親が認知症になった場合、介護などをどうするかという問題とともに、財産管理をどうするかという問題が発生します。認知症になったときには財産管理上どのようなリスクが発生するかを確認して、財産管理を適切に行うための制度である成年後見制度について確認しましょう。
親が認知症になったときの財産管理上のリスク
- 親が認知症になったときの財産管理上のリスクの種類
- 親族が費用を立て替えることになる場合もある
親が認知症になったときの財産管理上のリスクにはどのようなものがあるのでしょうか。
契約内容がよくわからずに申し込んだり、情緒をコントロールできずに不要なものを申し込んだりしてしまうことでしょうか。親族が費用を立て替えることがある場合も知っておきましょう。
親が認知症になった場合に、財産管理上どのようなリスクが発生するか確認しましょう。
欲求がコントロールできなくなり金銭管理ができなくなる
認知症になると欲求をうまくコントロールできなくなります。 例えば、お腹がすいたときには自分が食べられるだけの量を買い物すれば良いのですが、一人では食べきれないレベルの量の食料を買い込む、ということが発生します。 年金や預貯金をみるみる使い果たしてしまい、必要なお金の捻出ができなくなってしまうようなことがあります。悪徳業者や特殊詐欺の被害に遭う
悪徳業者や特殊詐欺の被害に遭いやすいです。 例えば自宅に一人でいるときに、自宅に上がりこんできた業者に、無理やり契約をさせられるものです。 着物や美術品・健康用品などが多いのですが、中には保険商品やリフォームのような高額な契約をさせるケースもあります。 また、いわゆるオレオレ詐欺のようなものに簡単に引っかかってしまうこともあります。盗んでいないにも関わらず盗んだと騒ぐことになる
認知症の症状として、被害妄想が挙げられます。 自分が置き忘れてどこにやったかわからなくなったときに、同居の親族やヘルパーなどが盗んだに違いないと騒いでトラブルになることがあります。家族の一人が勝手に管理をするとトラブルになる
認知症の症状があるから…と家族の一人が同居をして、キャッシュカードを預かったりして事実上管理をはじめることがあります。 しかし、後述する成年後見の手続きを経ずに、親族の一人が財産管理をすることができる法律上の制度はありません。 そのため、親族の一人が管理をしはじめると、これに同意をしていない他の親族が、勝手に管理をしていることに異議を唱えるなどして、トラブルになることがあります。家族が費用を立て替える必要がある
認知症がかなり進行すると、契約などの法律行為がどのような結果を生じるかきちんとした判断ができなくなることがあります。 法律行為がどのような結果を生じるかを判断することができる能力のことを意思能力といいますが、意思能力を欠いた契約は無効となるとされています(民法3条の2)。 そうなると、本人のために必要な契約などをするために、本人のお金を利用することができなくなるようなことがあり、家族が費用を立て替えなければならないようなことがあります。親が認知症になった場合には成年後見を利用する
- 親が認知症になった場合には成年後見制度を利用して契約などを行う
- 成年後見制度の手続きの流れ
なるほど……では親が認知症になったような場合に財産管理をするためにはどんな制度を利用することができるのでしょうか。
成年後見制度があります。
親が認知症になった場合に、財産管理をするためには成年後見を利用します。
成年後見とは
成年後見とは、認知症などが原因で判断能力が低下して「事理を弁識する能力を欠く常況にある」状態になった場合に、裁判所に申立てをして、本人の保護者として成年後見人を選任してもらい、療養看護・財産管理をしてもらう制度のことをいいます(民法7条以下) 裁判所で本人の保護のためにもっとも適切な人が成年後見人として選ばれ、財産管理のために代理権が与えられます。

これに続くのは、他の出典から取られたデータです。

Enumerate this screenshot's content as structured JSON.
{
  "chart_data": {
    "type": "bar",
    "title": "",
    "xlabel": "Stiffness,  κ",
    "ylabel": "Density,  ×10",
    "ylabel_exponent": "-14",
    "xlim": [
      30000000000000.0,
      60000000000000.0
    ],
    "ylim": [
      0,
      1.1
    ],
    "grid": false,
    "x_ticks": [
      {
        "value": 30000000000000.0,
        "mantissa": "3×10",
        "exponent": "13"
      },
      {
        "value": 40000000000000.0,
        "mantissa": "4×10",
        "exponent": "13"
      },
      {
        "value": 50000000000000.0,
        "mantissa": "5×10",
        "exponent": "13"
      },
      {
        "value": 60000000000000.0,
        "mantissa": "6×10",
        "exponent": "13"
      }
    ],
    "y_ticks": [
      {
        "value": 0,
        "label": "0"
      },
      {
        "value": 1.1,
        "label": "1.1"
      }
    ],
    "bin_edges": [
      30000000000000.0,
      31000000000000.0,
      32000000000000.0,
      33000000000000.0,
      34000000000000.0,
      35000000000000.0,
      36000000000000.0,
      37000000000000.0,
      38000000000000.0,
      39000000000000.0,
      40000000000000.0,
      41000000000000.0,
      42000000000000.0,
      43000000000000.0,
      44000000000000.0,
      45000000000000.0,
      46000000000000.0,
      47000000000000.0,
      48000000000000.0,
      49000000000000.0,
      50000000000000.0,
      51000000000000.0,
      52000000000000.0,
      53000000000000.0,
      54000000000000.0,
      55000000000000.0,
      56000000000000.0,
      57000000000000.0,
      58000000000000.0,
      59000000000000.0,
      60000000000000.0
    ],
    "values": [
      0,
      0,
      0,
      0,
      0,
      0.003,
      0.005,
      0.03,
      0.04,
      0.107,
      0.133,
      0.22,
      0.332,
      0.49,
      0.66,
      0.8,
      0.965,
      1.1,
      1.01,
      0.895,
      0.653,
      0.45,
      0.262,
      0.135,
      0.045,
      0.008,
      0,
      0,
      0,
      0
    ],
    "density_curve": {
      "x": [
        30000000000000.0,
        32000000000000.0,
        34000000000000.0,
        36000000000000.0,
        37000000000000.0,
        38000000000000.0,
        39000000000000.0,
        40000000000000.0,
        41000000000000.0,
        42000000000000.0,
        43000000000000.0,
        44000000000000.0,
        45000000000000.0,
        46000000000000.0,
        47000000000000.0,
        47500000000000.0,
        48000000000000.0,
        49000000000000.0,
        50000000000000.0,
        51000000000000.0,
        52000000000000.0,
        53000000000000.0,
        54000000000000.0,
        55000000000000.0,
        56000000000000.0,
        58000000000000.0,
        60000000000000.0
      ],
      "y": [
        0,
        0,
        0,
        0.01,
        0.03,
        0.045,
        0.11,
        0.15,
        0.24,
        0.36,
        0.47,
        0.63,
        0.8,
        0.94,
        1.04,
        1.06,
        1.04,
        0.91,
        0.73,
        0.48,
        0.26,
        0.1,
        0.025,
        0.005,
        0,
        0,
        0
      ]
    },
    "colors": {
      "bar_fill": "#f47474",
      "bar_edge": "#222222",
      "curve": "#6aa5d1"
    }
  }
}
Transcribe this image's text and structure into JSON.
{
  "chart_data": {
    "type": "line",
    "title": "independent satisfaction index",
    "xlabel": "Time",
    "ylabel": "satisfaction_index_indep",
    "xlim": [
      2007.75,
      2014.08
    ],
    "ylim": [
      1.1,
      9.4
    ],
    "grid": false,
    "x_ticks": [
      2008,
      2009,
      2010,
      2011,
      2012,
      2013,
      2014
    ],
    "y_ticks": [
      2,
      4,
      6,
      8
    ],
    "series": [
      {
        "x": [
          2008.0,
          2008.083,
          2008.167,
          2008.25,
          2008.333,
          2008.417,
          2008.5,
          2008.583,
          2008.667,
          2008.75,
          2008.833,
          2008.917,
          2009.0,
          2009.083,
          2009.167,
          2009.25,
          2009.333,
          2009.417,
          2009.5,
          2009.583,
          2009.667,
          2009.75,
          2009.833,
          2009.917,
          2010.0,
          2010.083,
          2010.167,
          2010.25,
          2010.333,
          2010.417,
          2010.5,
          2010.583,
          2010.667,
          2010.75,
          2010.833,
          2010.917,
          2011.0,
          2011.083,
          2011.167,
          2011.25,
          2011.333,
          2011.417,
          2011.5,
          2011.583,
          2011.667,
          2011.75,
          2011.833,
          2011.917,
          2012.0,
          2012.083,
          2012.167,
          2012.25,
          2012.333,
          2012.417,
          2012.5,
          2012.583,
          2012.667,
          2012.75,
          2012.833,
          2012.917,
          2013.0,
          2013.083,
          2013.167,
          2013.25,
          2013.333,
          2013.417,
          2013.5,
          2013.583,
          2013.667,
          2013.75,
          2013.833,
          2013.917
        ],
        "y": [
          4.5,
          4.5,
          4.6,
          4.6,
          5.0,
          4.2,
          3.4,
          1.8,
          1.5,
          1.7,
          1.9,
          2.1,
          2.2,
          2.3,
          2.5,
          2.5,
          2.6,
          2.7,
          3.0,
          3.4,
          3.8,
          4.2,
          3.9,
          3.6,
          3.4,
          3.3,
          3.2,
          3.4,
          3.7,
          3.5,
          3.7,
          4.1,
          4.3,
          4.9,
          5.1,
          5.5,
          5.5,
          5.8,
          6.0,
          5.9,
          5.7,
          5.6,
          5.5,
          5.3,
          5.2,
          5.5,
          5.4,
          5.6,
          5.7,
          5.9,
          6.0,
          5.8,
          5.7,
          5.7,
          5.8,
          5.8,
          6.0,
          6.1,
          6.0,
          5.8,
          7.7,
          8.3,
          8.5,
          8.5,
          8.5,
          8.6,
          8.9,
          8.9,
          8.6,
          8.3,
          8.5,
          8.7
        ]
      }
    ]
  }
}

また本人の行為は日常生活の必要な行為のみに限定し、それ以外の契約などを結んだ場合には取消ができることになっています。 「事理を弁識する能力を欠く常況にある」ほどではない場合には、保佐・補助という制度を利用することもあります。 なお成年後見には他にも、事前に後見人となる方を定めておいて、判断能力が低下したときにその方に後見人になってもらう任意後見制度というものがあります。 しかし、これは認知症になって判断能力を失う前に利用する必要がありますので、このページでは割愛します。
成年後見の手続き
成年後見を利用するためには、家庭裁判所に申立てをして行います。 申立ては「本人、配偶者、四親等内の親族」などとされていますが、申立てには申立書を作成して添付書類を集めて提出する必要があり、判断能力が衰えた本人がこれをすることは現実的には考えられないので、配偶者・四親等内の親族から行なわれます。
申立てには申立書を作成して添付書類を添付して行います。 申立書は家庭裁判所で手に入れることができるほか、裁判所のホームページでもダウンロードをすることが可能です。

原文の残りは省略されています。